The FCR tendon is then harvested for ligament reconstruction and interposition arthroplasty. Starting distally, 3 cm above the wrist flexion crease, the FCR tendon is identified by palpation. An incision is made over the tendon transversely, the tendon isolated, a hemostat placed beneath it, and traction applied to the tendon. The tendon is then palpated 8 to 10 cm proximal to the first incision and a second transverse incision is made. The FCR tendon is identified, a hemostat placed beneath it, and the tendon divided. At this juncture, the tendon is sharply separated from the muscle belly distally beneath the skin bridge with scissors. The tendon is then with drawn into the first incision and all FCR muscle belly is removed with sharp dissection. Traction is then applied to the tendon with the wrist flexed, and, using scissors, the tendon is freed from its surrounding adhesions beneath the skin between the first incision and the wrist flexion crease. A Ragnell is then placed beneath the FCR tendon in the trapezial resection wound and the tendon delivered into the wound. A whip-stitch is placed in the tendon for ease of passage through the subsequent drill hole in the first metacarpal.

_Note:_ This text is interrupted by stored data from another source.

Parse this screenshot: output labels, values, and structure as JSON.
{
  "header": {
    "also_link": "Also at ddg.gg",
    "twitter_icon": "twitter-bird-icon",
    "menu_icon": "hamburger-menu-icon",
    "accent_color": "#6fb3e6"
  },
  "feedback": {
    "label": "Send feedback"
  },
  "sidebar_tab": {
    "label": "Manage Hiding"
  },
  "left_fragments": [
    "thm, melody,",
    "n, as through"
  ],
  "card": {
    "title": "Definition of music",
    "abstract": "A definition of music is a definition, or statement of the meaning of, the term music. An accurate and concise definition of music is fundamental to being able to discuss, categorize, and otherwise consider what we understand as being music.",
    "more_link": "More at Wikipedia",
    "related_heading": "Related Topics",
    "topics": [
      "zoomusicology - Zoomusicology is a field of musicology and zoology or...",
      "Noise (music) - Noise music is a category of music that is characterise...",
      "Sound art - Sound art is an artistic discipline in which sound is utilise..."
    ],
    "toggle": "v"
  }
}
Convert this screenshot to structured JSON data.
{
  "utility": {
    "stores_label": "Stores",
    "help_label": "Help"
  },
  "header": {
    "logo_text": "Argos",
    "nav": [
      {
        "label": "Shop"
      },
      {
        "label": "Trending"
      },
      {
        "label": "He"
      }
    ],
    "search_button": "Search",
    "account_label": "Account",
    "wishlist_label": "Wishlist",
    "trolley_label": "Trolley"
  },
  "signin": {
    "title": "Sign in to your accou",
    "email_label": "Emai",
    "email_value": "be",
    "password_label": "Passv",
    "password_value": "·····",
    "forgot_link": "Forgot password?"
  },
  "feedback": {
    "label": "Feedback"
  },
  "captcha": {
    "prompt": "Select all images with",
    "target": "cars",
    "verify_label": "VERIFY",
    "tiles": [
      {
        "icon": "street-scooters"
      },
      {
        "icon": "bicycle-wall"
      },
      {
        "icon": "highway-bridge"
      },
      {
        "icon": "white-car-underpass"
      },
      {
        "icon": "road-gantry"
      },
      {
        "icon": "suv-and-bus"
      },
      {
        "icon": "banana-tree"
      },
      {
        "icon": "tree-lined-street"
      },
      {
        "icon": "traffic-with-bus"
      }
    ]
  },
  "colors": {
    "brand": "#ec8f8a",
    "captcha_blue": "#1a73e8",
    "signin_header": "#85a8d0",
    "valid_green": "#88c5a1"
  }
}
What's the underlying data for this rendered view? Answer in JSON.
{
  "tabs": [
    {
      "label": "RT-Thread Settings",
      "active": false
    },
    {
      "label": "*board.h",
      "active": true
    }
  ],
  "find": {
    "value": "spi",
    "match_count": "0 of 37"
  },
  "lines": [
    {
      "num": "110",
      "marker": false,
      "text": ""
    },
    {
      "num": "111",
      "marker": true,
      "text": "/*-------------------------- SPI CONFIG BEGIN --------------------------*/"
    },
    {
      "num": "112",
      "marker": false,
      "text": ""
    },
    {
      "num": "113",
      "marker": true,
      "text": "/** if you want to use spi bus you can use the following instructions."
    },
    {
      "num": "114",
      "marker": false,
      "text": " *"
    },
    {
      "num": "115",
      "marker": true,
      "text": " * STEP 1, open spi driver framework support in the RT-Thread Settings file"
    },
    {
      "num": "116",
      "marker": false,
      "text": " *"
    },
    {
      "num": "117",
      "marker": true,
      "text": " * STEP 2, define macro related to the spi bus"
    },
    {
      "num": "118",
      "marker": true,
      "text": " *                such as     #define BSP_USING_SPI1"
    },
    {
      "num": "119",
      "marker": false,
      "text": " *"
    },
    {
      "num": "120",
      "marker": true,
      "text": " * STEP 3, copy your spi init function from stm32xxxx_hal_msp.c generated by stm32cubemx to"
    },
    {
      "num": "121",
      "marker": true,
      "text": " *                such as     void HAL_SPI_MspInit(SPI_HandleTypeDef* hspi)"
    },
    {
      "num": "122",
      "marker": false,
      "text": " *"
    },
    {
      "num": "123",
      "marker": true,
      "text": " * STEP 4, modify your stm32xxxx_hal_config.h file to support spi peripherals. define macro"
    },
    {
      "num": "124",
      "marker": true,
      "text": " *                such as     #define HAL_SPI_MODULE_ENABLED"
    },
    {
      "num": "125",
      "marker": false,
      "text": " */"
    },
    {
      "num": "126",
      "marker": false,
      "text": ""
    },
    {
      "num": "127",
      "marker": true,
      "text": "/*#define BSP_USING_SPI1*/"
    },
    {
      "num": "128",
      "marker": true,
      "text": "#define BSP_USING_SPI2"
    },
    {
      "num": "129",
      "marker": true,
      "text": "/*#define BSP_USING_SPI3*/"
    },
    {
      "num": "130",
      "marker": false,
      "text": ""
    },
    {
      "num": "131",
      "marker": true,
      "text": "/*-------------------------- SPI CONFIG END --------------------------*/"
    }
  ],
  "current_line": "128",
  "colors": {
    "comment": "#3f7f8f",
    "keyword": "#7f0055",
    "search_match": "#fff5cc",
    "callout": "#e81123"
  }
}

The thumb metacarpal is prepared for ligament reconstruction by first drilling a ⅛-inch hole in the dorsal aspect of the metacarpal base 1 cm from the articular cartilage. A similar hole is then drilled through the articular cartilage at the metacarpal base. The two holes are enlarged with progressive drill bits to an 11/64;-inch hole. Curettes are used to smooth out the tunnel that has been created through the first metacarpal. Care should be taken not to fracture the bony bridge separating the two holes of the tunnel.
Prior to passage of the tendon through the first metacarpal, scissors are used to gently dissect the tendon free to its insertion on the base of the second metacarpal. The suture previously placed in the end of the tendon is then passed through the tunnel in the first metacarpal from the base of the metacarpal out distally and radially. Moistening the tendon prior to attempting to pass may allow easier passage.
The tendon is then pulled snugly and the first metacarpal is advanced distally. A 2–0 PDS suture is placed through the radial cortex of the first metacarpal and the FCR tendon, holding the metacarpal base in maximum adduction and distraction.